Hello,
I am runnintg vSphere 5.1 on 5 Dell Poweredge R715s with a NetApp 2040 over NFS. Our cluster services both VMware View (5.0.1) and virtual servers. All Servers have identical hardware and were purchased at the same time. Ever since upgrading to 5.0 and installing VMware View, we have experienced ESX hosts just randomly restarting.This is happening to all 5 servers in the cluster. The reboots can happen anywhere from a week or a couple of months.
There are no errors in the logs at all. VMware reports the host just becomes unresponsive then the host goes down, restarts, and then continues like nothing ever happened. I have worked with both VMware and Dell server support over the last few months to resolve the issue.
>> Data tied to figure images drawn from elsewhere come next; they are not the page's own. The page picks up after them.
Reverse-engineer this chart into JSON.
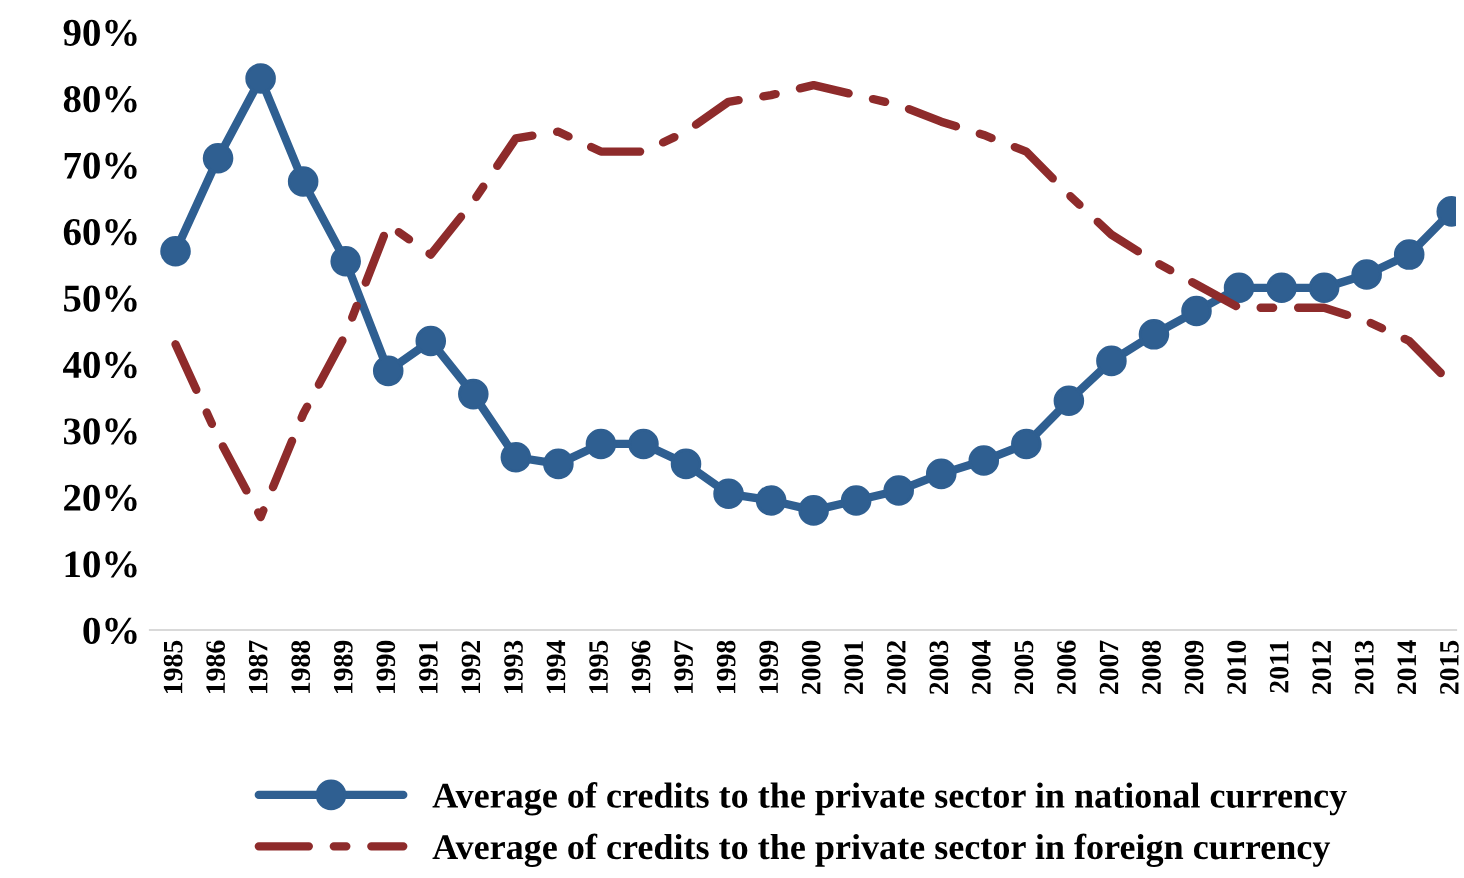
{
  "chart_data": {
    "type": "line",
    "categories": [
      "1985",
      "1986",
      "1987",
      "1988",
      "1989",
      "1990",
      "1991",
      "1992",
      "1993",
      "1994",
      "1995",
      "1996",
      "1997",
      "1998",
      "1999",
      "2000",
      "2001",
      "2002",
      "2003",
      "2004",
      "2005",
      "2006",
      "2007",
      "2008",
      "2009",
      "2010",
      "2011",
      "2012",
      "2013",
      "2014",
      "2015"
    ],
    "series": [
      {
        "name": "Average of credits to the private sector in national currency",
        "color": "#2f5f91",
        "marker": "circle",
        "line_style": "solid",
        "values": [
          57,
          71,
          83,
          67.5,
          55.5,
          39,
          43.5,
          35.5,
          26,
          25,
          28,
          28,
          25,
          20.5,
          19.5,
          18,
          19.5,
          21,
          23.5,
          25.5,
          28,
          34.5,
          40.5,
          44.5,
          48,
          51.5,
          51.5,
          51.5,
          53.5,
          56.5,
          63
        ]
      },
      {
        "name": "Average of credits to the private sector in foreign currency",
        "color": "#8e2b2b",
        "marker": "none",
        "line_style": "dashdot",
        "values": [
          43,
          29,
          17,
          32.5,
          44.5,
          61,
          56.5,
          64.5,
          74,
          75,
          72,
          72,
          75,
          79.5,
          80.5,
          82,
          80.5,
          79,
          76.5,
          74.5,
          72,
          65.5,
          59.5,
          55.5,
          52,
          48.5,
          48.5,
          48.5,
          46.5,
          43.5,
          37
        ]
      }
    ],
    "ylim": [
      0,
      90
    ],
    "yticks": [
      {
        "value": 0,
        "label": "0%"
      },
      {
        "value": 10,
        "label": "10%"
      },
      {
        "value": 20,
        "label": "20%"
      },
      {
        "value": 30,
        "label": "30%"
      },
      {
        "value": 40,
        "label": "40%"
      },
      {
        "value": 50,
        "label": "50%"
      },
      {
        "value": 60,
        "label": "60%"
      },
      {
        "value": 70,
        "label": "70%"
      },
      {
        "value": 80,
        "label": "80%"
      },
      {
        "value": 90,
        "label": "90%"
      }
    ],
    "grid": false,
    "legend": "bottom"
  }
}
I have had VMware (up to level 3 support) go over the logs and have found nothing (all from Syslog, VMware support bundles, and DRAC logs). They just suggest going back to Dell assuming its a hardware component issue. The logs literally show nothing no errors or anything.
I have had Dell reviewed my BIOS settings on each server. We have confirmed C states are disabled, virtualization support is enabled, and power settings are set to maximum performance. All VMware patches and Dell firmware is up to date or on stable versions. All Dell hardware checks out from the system services console. Dell has shipped me new PSUs for all the servers and that hasn't solved the problem. I am at the stage where I am going to make Dell change out the remaining parts such as system board, RAM, and CPU or give me new servers.
However I am just at a loss as to what could be causing this problem and everyone else who should have an idea doesn't seem to know either. I can't be the only person who has experienced this type of behavior with Dell servers. Can anyone tell me what I might be missing?